From: Nevin Liber <nevin_at_[hidden]>
Date: Thu, 10 Oct 2013 20:18:18 -0500
On 10 October 2013 18:24, Gabriel Dos Reis <gdr_at_[hidden]> wrote:

> Nevin Liber <nevin_at_[hidden]> writes:
> | [Y'know, I really wish replies would by default go the whole ub group...]
> I cannot control your email software, but when you sent me the message,
> it wasn't addressed to the group and I replied the same way.

It isn't my software (Gmail web client); it's the mailing list. All the
other reflectors default to replying to the group; this one defaults to
replying only to the original author. I'm not sure who to contact to get
that changed.

> As observed by Sean Parent in another discussion, std::less<T*> as a
> total order was never meant to be synonymous for operator< on pointers.

Sean also says in [c++std-lib-ext-550]: The definition of std::less should
be "a representational order if no natural total order (operator <) is
available, otherwise the natural total order". He goes on: "They are named
separately, operator<() is the natural total order and std::less<> is the
natural total order if one exists, otherwise it is a representational

Pointers clearly violate those rules.

Of course, C++ experts live with these contradictory rules all the time.
 That's what makes them experts... :-( Some experts even argue we should
keep this contradictory behavior without providing concrete reasons why it
is still necessary.

> | If someone writes:
> |
> | struct Foo
> | {
> | X x;
> | Y y;
> | Z z;
> |
> | friend bool operator<(Foo const& l, Foo const& r)
> | { return std::tie(l.x, l.y, l.z) < std::tie(r.x, r.y, r.z); }
> in my book, that someone writing this isn't a novice, but we have
> already disagreed on this.

It doesn't take an expert to want to use an object as a key in a set or a
map. I was assuming that novices had access to Boost; if you don't want to
make that assumption, I'm fine with that too.

> | };
> |
> | If X, Y or Z are pointers, this code is broken!
> If X, Y, and Z are pointers, I don't think he or she would have written
> that.

Show us how you believe a novice would write this:

If X, Y, Z are types that can be used as keys in a set (why should it
matter whether or not they are pointers?), what does the novice have to
write so that a struct of them can be used as a key in a set?

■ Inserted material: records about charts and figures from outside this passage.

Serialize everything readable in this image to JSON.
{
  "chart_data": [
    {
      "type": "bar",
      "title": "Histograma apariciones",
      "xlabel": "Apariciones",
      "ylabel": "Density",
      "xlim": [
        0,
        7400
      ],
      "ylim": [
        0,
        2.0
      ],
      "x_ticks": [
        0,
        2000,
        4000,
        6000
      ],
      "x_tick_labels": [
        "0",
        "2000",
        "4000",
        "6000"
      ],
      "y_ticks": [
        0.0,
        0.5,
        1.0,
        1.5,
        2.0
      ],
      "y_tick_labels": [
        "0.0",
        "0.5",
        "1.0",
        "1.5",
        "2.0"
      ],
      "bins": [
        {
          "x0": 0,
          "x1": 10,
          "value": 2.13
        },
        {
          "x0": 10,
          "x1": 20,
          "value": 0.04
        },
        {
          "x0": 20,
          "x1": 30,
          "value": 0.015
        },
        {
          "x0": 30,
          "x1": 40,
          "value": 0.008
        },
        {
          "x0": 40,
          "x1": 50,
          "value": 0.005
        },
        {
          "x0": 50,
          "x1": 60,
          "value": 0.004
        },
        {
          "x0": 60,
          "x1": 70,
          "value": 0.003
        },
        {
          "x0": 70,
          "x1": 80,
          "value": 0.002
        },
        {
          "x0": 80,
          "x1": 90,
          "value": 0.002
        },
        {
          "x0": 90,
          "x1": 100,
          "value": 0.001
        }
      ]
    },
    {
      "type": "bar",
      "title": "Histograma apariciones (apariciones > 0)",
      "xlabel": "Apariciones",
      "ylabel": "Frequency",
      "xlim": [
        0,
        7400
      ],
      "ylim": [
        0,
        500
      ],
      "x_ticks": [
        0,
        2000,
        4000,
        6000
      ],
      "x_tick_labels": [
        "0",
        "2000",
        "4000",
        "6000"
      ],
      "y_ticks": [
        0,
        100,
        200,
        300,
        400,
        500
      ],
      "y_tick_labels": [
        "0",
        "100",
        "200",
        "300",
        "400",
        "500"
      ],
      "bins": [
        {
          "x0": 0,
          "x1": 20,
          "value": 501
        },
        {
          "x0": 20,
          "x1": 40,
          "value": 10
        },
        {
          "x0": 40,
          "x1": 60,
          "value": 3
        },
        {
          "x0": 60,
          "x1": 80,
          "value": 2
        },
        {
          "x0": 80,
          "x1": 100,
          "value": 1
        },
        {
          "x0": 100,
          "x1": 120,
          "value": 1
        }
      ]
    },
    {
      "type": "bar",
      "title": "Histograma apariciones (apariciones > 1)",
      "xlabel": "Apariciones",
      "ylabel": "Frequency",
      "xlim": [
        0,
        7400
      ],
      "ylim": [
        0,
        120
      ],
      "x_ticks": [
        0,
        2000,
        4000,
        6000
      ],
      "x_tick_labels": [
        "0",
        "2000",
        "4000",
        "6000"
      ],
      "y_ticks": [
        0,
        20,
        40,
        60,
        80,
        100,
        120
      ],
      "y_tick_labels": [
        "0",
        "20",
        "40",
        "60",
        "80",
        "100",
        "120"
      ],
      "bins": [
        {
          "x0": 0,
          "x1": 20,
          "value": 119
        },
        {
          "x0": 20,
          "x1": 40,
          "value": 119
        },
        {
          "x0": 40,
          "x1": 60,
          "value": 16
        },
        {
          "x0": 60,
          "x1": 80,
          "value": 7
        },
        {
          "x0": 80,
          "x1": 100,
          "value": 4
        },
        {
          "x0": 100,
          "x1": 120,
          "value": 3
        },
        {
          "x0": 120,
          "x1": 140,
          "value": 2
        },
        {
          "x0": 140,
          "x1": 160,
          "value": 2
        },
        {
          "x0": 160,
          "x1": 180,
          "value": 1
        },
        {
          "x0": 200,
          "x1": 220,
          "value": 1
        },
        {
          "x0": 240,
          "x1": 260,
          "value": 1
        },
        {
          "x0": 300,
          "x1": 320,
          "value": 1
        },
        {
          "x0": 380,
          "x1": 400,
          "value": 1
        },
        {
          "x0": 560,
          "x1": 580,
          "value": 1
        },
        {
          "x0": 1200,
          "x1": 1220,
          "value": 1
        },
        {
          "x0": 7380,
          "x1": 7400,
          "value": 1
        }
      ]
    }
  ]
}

Then show us how the expert should write this, with the additional caveat
that it works with all of the relation comparators (less, greater,
less_equal, greater_equal, assuming X, Y and Z can also be used correctly
with those comparators) provided by the standard library. Again, this
should not be something that is hard to do.

And in a simpler world, both the novice solution and the expert solution
ought to match...
 Nevin ":-)" Liber  <mailto:nevin_at_[hidden]>  (847) 691-1404

Received on 2013-10-11 03:19:00